While Postel's Law would hopefully counsel implementors away from such 
behavior,
it seems that we can head off this behavior completely by explicitly 
instructing
implementations not to treat these situations as failures of any kind
("Implementations MUST NOT treat a mismatch between the transport in an 
m= line
and the default or selected candidate as an error, and MUST NOT alter 
ICE state
in reaction to such a mismatch").

I think that gets us to 100% compatibility between JSEP and ice-sip-sdp 
-- and,
except for busybody implementations checking compliance where they 
should not be
-- it doesn't require any changes in anyone's code.

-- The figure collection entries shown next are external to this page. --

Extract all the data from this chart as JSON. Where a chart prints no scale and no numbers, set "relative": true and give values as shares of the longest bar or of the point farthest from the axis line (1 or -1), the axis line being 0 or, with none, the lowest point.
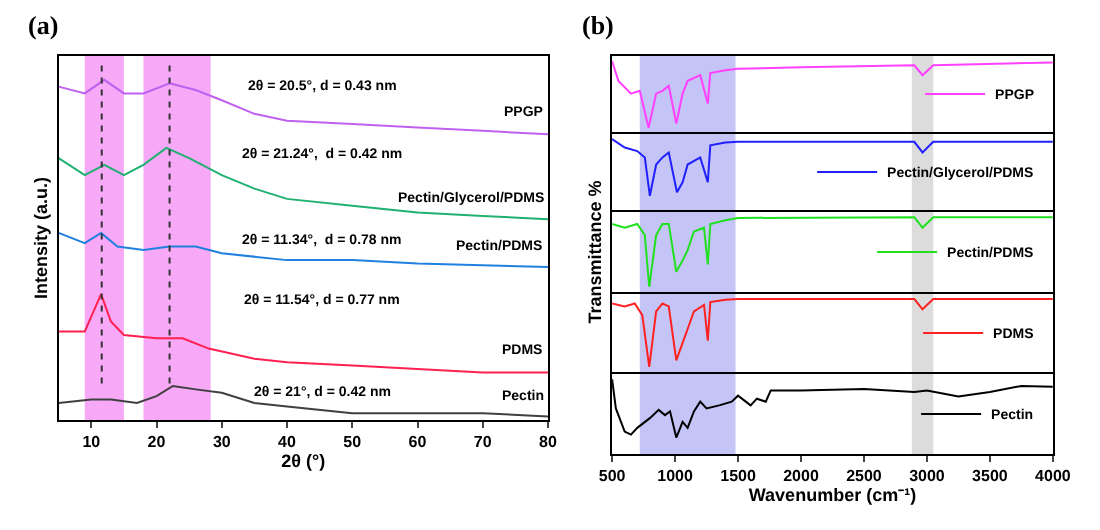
{
  "chart_data": [
    {
      "type": "line",
      "title": "(a)",
      "xlabel": "2θ (°)",
      "ylabel": "Intensity (a.u.)",
      "relative": true,
      "xlim": [
        5,
        80
      ],
      "xticks": [
        10,
        20,
        30,
        40,
        50,
        60,
        70,
        80
      ],
      "tick_labels": "x",
      "grid": false,
      "bands": [
        {
          "axis": "x",
          "from": 9,
          "to": 15,
          "color": "#f7a8f7"
        },
        {
          "axis": "x",
          "from": 18,
          "to": 28.3,
          "color": "#f7a8f7"
        }
      ],
      "ref_lines": [
        {
          "axis": "x",
          "value": 11.6,
          "color": "#333333",
          "line_style": "dotted"
        },
        {
          "axis": "x",
          "value": 22,
          "color": "#333333",
          "line_style": "dotted"
        }
      ],
      "annotations": [
        "2θ = 20.5°, d = 0.43 nm",
        "2θ = 21.24°,  d = 0.42 nm",
        "2θ = 11.34°,  d = 0.78 nm",
        "2θ = 11.54°, d = 0.77 nm",
        "2θ = 21°, d = 0.42 nm"
      ],
      "series": [
        {
          "name": "PPGP",
          "color": "#c060f0",
          "x": [
            5,
            9,
            12,
            15,
            18,
            22,
            26,
            30,
            35,
            40,
            50,
            60,
            70,
            80
          ],
          "values": [
            0.98,
            0.96,
            1.0,
            0.96,
            0.96,
            0.99,
            0.97,
            0.94,
            0.9,
            0.88,
            0.87,
            0.86,
            0.85,
            0.84
          ]
        },
        {
          "name": "Pectin/Glycerol/PDMS",
          "color": "#20b070",
          "x": [
            5,
            9,
            12,
            15,
            18,
            21.5,
            25,
            30,
            35,
            40,
            50,
            60,
            70,
            80
          ],
          "values": [
            0.77,
            0.72,
            0.75,
            0.72,
            0.75,
            0.8,
            0.77,
            0.72,
            0.68,
            0.65,
            0.63,
            0.61,
            0.6,
            0.59
          ]
        },
        {
          "name": "Pectin/PDMS",
          "color": "#2080e0",
          "x": [
            5,
            9,
            11.5,
            14,
            18,
            22,
            26,
            30,
            40,
            50,
            60,
            80
          ],
          "values": [
            0.55,
            0.52,
            0.55,
            0.51,
            0.5,
            0.51,
            0.51,
            0.49,
            0.47,
            0.47,
            0.46,
            0.45
          ]
        },
        {
          "name": "PDMS",
          "color": "#ff2050",
          "x": [
            5,
            9,
            11.5,
            13,
            15,
            20,
            24,
            28,
            35,
            40,
            50,
            60,
            70,
            80
          ],
          "values": [
            0.26,
            0.26,
            0.37,
            0.29,
            0.25,
            0.24,
            0.24,
            0.21,
            0.18,
            0.17,
            0.16,
            0.15,
            0.14,
            0.14
          ]
        },
        {
          "name": "Pectin",
          "color": "#404040",
          "x": [
            5,
            10,
            13,
            17,
            20,
            22.5,
            26,
            30,
            35,
            40,
            50,
            60,
            70,
            80
          ],
          "values": [
            0.05,
            0.06,
            0.06,
            0.05,
            0.07,
            0.1,
            0.09,
            0.08,
            0.05,
            0.04,
            0.02,
            0.02,
            0.02,
            0.01
          ]
        }
      ]
    },
    {
      "type": "line",
      "title": "(b)",
      "relative": true,
      "xlim": [
        500,
        4000
      ],
      "xticks": [
        500,
        1000,
        1500,
        2000,
        2500,
        3000,
        3500,
        4000
      ],
      "tick_labels": false,
      "grid": false,
      "legend": "right",
      "bands": [
        {
          "axis": "x",
          "from": 720,
          "to": 1480,
          "color": "#c4c4f6"
        },
        {
          "axis": "x",
          "from": 2880,
          "to": 3050,
          "color": "#dcdcdc"
        }
      ],
      "series": [
        {
          "name": "PPGP",
          "color": "#ff40ff",
          "x": [
            500,
            550,
            650,
            720,
            790,
            850,
            900,
            950,
            1010,
            1060,
            1100,
            1200,
            1260,
            1280,
            1400,
            1500,
            2000,
            2900,
            2965,
            3050,
            4000
          ],
          "values": [
            1.0,
            0.72,
            0.54,
            0.58,
            0.06,
            0.54,
            0.58,
            0.65,
            0.12,
            0.54,
            0.72,
            0.8,
            0.4,
            0.83,
            0.87,
            0.89,
            0.91,
            0.94,
            0.8,
            0.94,
            0.98
          ]
        }
      ]
    },
    {
      "type": "line",
      "relative": true,
      "xlim": [
        500,
        4000
      ],
      "xticks": [
        500,
        1000,
        1500,
        2000,
        2500,
        3000,
        3500,
        4000
      ],
      "tick_labels": false,
      "grid": false,
      "legend": "right",
      "bands": [
        {
          "axis": "x",
          "from": 720,
          "to": 1480,
          "color": "#c4c4f6"
        },
        {
          "axis": "x",
          "from": 2880,
          "to": 3050,
          "color": "#dcdcdc"
        }
      ],
      "series": [
        {
          "name": "Pectin/Glycerol/PDMS",
          "color": "#2020ff",
          "x": [
            500,
            600,
            700,
            760,
            800,
            850,
            900,
            950,
            1015,
            1060,
            1100,
            1200,
            1260,
            1280,
            1400,
            1500,
            2900,
            2965,
            3050,
            4000
          ],
          "values": [
            1.0,
            0.88,
            0.83,
            0.74,
            0.2,
            0.64,
            0.74,
            0.81,
            0.25,
            0.39,
            0.64,
            0.74,
            0.39,
            0.91,
            0.95,
            0.96,
            0.96,
            0.81,
            0.96,
            0.96
          ]
        }
      ]
    },
    {
      "type": "line",
      "ylabel": "Transmittance %",
      "relative": true,
      "xlim": [
        500,
        4000
      ],
      "xticks": [
        500,
        1000,
        1500,
        2000,
        2500,
        3000,
        3500,
        4000
      ],
      "tick_labels": false,
      "grid": false,
      "legend": "right",
      "bands": [
        {
          "axis": "x",
          "from": 720,
          "to": 1480,
          "color": "#c4c4f6"
        },
        {
          "axis": "x",
          "from": 2880,
          "to": 3050,
          "color": "#dcdcdc"
        }
      ],
      "series": [
        {
          "name": "Pectin/PDMS",
          "color": "#20e020",
          "x": [
            500,
            600,
            700,
            760,
            795,
            850,
            900,
            950,
            1010,
            1060,
            1100,
            1150,
            1230,
            1260,
            1280,
            1400,
            1500,
            2900,
            2965,
            3050,
            4000
          ],
          "values": [
            0.91,
            0.86,
            0.91,
            0.76,
            0.07,
            0.76,
            0.91,
            0.91,
            0.27,
            0.42,
            0.56,
            0.81,
            0.86,
            0.37,
            0.91,
            0.96,
            0.99,
            1.0,
            0.86,
            1.0,
            1.0
          ]
        }
      ]
    },
    {
      "type": "line",
      "relative": true,
      "xlim": [
        500,
        4000
      ],
      "xticks": [
        500,
        1000,
        1500,
        2000,
        2500,
        3000,
        3500,
        4000
      ],
      "tick_labels": false,
      "grid": false,
      "legend": "right",
      "bands": [
        {
          "axis": "x",
          "from": 720,
          "to": 1480,
          "color": "#c4c4f6"
        },
        {
          "axis": "x",
          "from": 2880,
          "to": 3050,
          "color": "#dcdcdc"
        }
      ],
      "series": [
        {
          "name": "PDMS",
          "color": "#ff2020",
          "x": [
            500,
            600,
            680,
            740,
            795,
            850,
            900,
            950,
            1010,
            1060,
            1100,
            1150,
            1230,
            1260,
            1280,
            1400,
            1500,
            2900,
            2965,
            3050,
            4000
          ],
          "values": [
            0.94,
            0.9,
            0.94,
            0.78,
            0.07,
            0.83,
            0.94,
            0.9,
            0.16,
            0.4,
            0.59,
            0.83,
            0.92,
            0.43,
            0.96,
            0.99,
            1.0,
            1.0,
            0.86,
            1.0,
            1.0
          ]
        }
      ]
    },
    {
      "type": "line",
      "xlabel": "Wavenumber (cm⁻¹)",
      "relative": true,
      "xlim": [
        500,
        4000
      ],
      "xticks": [
        500,
        1000,
        1500,
        2000,
        2500,
        3000,
        3500,
        4000
      ],
      "tick_labels": "x",
      "grid": false,
      "legend": "right",
      "bands": [
        {
          "axis": "x",
          "from": 720,
          "to": 1480,
          "color": "#c4c4f6"
        },
        {
          "axis": "x",
          "from": 2880,
          "to": 3050,
          "color": "#dcdcdc"
        }
      ],
      "series": [
        {
          "name": "Pectin",
          "color": "#000000",
          "x": [
            500,
            530,
            600,
            650,
            700,
            800,
            870,
            920,
            960,
            1010,
            1060,
            1100,
            1150,
            1200,
            1250,
            1350,
            1450,
            1500,
            1600,
            1650,
            1720,
            1760,
            2000,
            2500,
            2900,
            3000,
            3250,
            3500,
            3750,
            4000
          ],
          "values": [
            1.0,
            0.61,
            0.3,
            0.26,
            0.35,
            0.48,
            0.59,
            0.52,
            0.57,
            0.22,
            0.43,
            0.35,
            0.57,
            0.7,
            0.61,
            0.65,
            0.7,
            0.78,
            0.65,
            0.74,
            0.7,
            0.85,
            0.85,
            0.87,
            0.83,
            0.85,
            0.77,
            0.83,
            0.91,
            0.9
          ]
        }
      ]
    }
  ]
}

This does leave the kind of fiddly protocol-nerd issue that JSEP says to 
do one
thing where ice-sip-sdp says to do another. I think this difference is best
handled by a note in ice-sip-sdp along the lines of: "Note that 
implementations
of [RFC-jsep] will indicate a transport of 'UDP/TLS/RTP/SAVPF' regardless of
whether the default and/or selected ICE candidate is UDP or TCP. While 
this is
functionally compatible with this specification, future users of ICE in
conjunction with SDP Offer/Answer procedures are expected to use the 
procedures
specified in this document."

As far as I can tell, this gets us past the current impasse with the 
addition of
two sentences to ice-sip-sdp, neither of which has any real practical 
effect on
implementations.

I know that there are parts of this proposal that will disappoint people who
want JSEP to change to match ice-sip-sdp, and parts that will disappoint 
people
who want ice-sip-sdp to change to match JSEP; but I think that this is 
the most
practical fix, and the only one I can imagine that doesn't imply the 
need for
large-scale software updates to comply with the final published protocols
(taking careful note that any such changes would almost certainly never
happen).

/a

____
[1] RTP/AVP, RTP/AVPF, RTP/SAVP, RTP/SAVPF, TCP/DTLS/RTP/SAVP,
     TCP/DTLS/RTP/SAVPF, UDP/TLS/RTP/SAVP, and UDP/TLS/RTP/SAVPF. This 
is a list
     of the currently registered proto values that carry RTP over either 
UDP or
     TCP, minus the new protos defined in RFC 7850 (users of those 
values are
     presumably aware of the nuanced meanings of each value) and minus
     "TCP/RTP/AVP", which is unencrypted, and whose use with 
encryption-related
     attributes is inherently ambiguous, unlike the other "SAVP(F)" 
protos in
     this list.

[2] WebRTC's permissive list is a practical hack in response to existing
     deployed implementations that say one thing but mean another. This can
     lead to kind of strange failures -- mostly due to differing notions of
     media encryption -- but that's a carefully-considered and 
already-litigated
     option that impacts only WebRTC.